Дочери — каждая к своему делу: одна — пряла, вторая — вышивала, третья — чулки и варежки вязала.
Яценки были дружны и всегда держались вместе, как пчелиный рой, и потому, наверное, все и пережили тяжелое время.
Как только немцы, отступая, подошли к Ингулу, Яценки первыми оставили двор и в степи, за Купцом, выкопали землянку. Там все вместе и перезимовали.
Ни зернышка, ни щепотки соли, ни спички не было. Кормили их ноги и мужицкая находчивость.
Илья делал из провода нехитрые ловушки. Ночью, только немного стихнет стрельба, выползет он незаметно в степь, расставит западню на заячьих дорожках. Смотришь, и попадет в нее куцехвостый.
Алешка таскал из проруби окуньков, разбуженных взрывами.

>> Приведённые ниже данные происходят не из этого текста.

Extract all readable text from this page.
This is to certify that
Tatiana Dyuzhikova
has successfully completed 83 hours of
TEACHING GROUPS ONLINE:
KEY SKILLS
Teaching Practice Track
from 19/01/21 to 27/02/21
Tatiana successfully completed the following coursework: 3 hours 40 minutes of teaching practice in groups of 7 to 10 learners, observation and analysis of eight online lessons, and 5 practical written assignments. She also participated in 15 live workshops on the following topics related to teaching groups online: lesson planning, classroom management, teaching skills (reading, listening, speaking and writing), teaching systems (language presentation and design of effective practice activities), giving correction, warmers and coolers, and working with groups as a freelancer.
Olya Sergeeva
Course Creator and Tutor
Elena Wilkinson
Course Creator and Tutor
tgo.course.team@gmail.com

Девушки собирали в оврагах мерзлый боярышник и калину.
Отец высекал из камня огонь, мать с Катенькой колдовали над чугунком. Так и перебивались.

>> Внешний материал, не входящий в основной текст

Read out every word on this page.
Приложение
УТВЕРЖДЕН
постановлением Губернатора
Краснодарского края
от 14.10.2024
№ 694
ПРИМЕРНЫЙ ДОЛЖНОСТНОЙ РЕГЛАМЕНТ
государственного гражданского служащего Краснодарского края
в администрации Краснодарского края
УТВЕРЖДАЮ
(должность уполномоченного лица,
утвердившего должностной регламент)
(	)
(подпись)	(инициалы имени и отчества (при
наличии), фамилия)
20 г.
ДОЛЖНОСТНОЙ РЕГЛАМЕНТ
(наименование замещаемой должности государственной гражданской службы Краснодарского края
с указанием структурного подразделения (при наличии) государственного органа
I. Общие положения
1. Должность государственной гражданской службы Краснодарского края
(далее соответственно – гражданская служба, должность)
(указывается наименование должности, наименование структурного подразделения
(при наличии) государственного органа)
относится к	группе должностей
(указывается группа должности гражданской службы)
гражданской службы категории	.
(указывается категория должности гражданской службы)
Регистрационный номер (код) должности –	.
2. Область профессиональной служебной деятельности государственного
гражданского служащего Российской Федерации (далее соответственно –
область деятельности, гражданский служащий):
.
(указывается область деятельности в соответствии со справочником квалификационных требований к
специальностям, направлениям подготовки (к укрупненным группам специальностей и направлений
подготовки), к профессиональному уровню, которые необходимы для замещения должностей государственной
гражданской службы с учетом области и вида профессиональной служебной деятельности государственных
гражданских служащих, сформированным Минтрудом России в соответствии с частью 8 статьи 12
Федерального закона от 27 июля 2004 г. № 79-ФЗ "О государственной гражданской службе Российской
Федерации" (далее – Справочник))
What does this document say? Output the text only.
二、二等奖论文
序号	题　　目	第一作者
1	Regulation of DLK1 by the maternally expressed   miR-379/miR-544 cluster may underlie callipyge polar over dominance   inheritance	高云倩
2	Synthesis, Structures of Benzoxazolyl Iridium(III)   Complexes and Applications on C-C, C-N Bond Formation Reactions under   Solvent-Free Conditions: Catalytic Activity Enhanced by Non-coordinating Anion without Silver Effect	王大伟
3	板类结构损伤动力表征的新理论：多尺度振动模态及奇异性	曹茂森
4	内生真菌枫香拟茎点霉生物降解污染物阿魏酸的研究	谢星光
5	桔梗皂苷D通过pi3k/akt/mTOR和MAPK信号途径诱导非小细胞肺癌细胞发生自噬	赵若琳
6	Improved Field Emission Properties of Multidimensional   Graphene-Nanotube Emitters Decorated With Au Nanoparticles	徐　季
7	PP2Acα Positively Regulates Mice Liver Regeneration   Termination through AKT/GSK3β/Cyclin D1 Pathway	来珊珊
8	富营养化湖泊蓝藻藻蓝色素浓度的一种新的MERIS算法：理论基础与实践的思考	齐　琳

Когда наши отбили село и стало спокойно, вернулся Яценко на старый двор. Раньше здесь они жили, как в раю: с одной стороны — яблоневый сад и пасека, с другой — скала Купец, как могучая стена, а между ними, в ложбине, — хорошо сбитая хата; плодоносный огород тянулся до самого Ингула.
Теперь даже страшно посмотреть вокруг: сгорела хата дотла, танки раздавили яблони и ульи, снаряды вспахали огород. Но Яценки не рыдали, не ломали себе руки, а молча начали копать новый погреб.

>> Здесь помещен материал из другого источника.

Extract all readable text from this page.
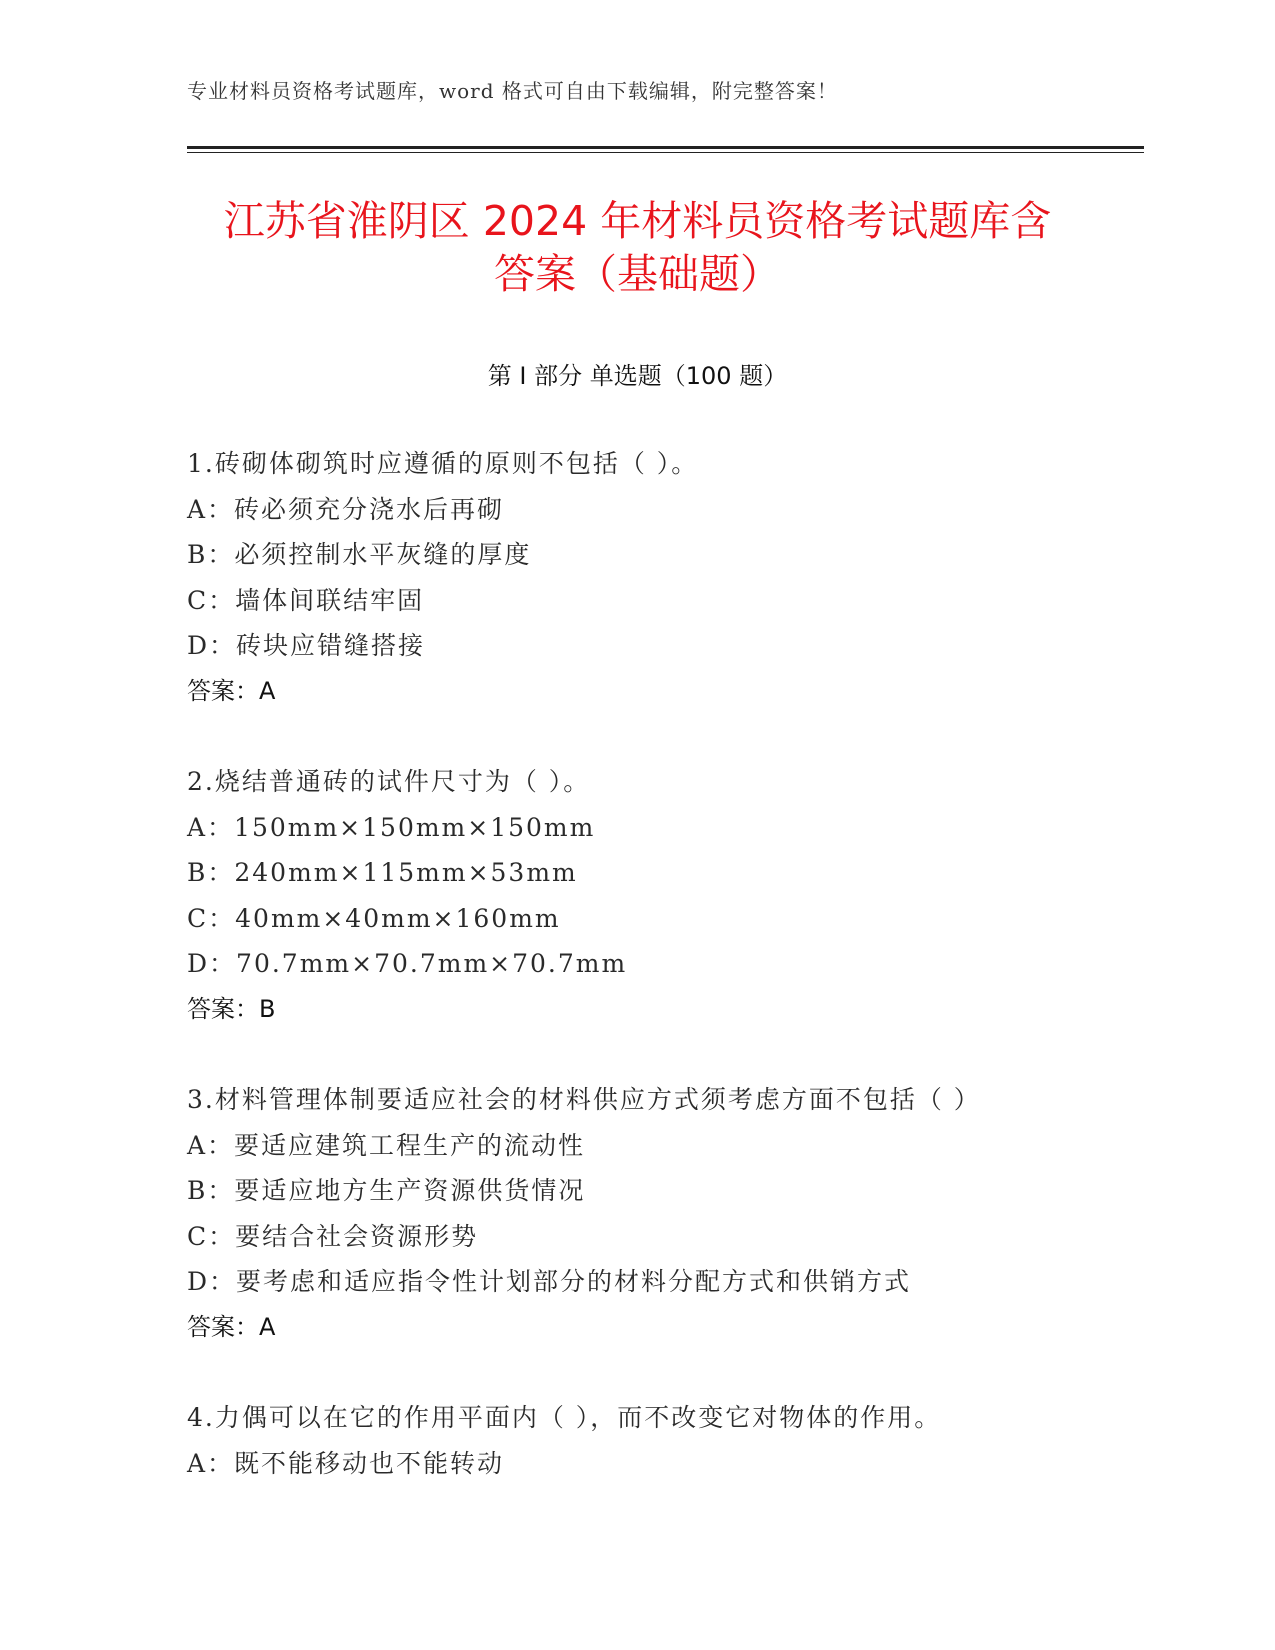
专业材料员资格考试题库，word 格式可自由下载编辑，附完整答案！
江苏省淮阴区 2024 年材料员资格考试题库含
答案（基础题）
第 I 部分 单选题（100 题）
1.砖砌体砌筑时应遵循的原则不包括（ ）。
A：砖必须充分浇水后再砌
B：必须控制水平灰缝的厚度
C：墙体间联结牢固
D：砖块应错缝搭接
答案：A
2.烧结普通砖的试件尺寸为（ ）。
A：150mm×150mm×150mm
B：240mm×115mm×53mm
C：40mm×40mm×160mm
D：70.7mm×70.7mm×70.7mm
答案：B
3.材料管理体制要适应社会的材料供应方式须考虑方面不包括（ ）
A：要适应建筑工程生产的流动性
B：要适应地方生产资源供货情况
C：要结合社会资源形势
D：要考虑和适应指令性计划部分的材料分配方式和供销方式
答案：A
4.力偶可以在它的作用平面内（ ），而不改变它对物体的作用。
A：既不能移动也不能转动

И этой весной, когда еще дремало приглушенное войной село, первыми принялись поднимать хозяйство Яценки. Вышла дружно вся семья: закладывали фундамент новой хаты, поправляли землянку.
5
— Василек, вставай!
«Василек… Уже и забыл это имя». Вовка Троян прижимается к печке, все тело его налито сладкой истомой, и мальчишка, натягивая на голову рядно, слегка улыбается. И вспоминается ему что-то далекое, полузабытое… Вот он, первоклассник, бежит в школу с сумкой на спине. Стучат карандаши в пенале, под рубашкой теплый сверток — только сейчас из печи пирожки с вишнями, еще пахнут угольком… «Василек, в школу опоздаешь», — поднимала его мать с кровати.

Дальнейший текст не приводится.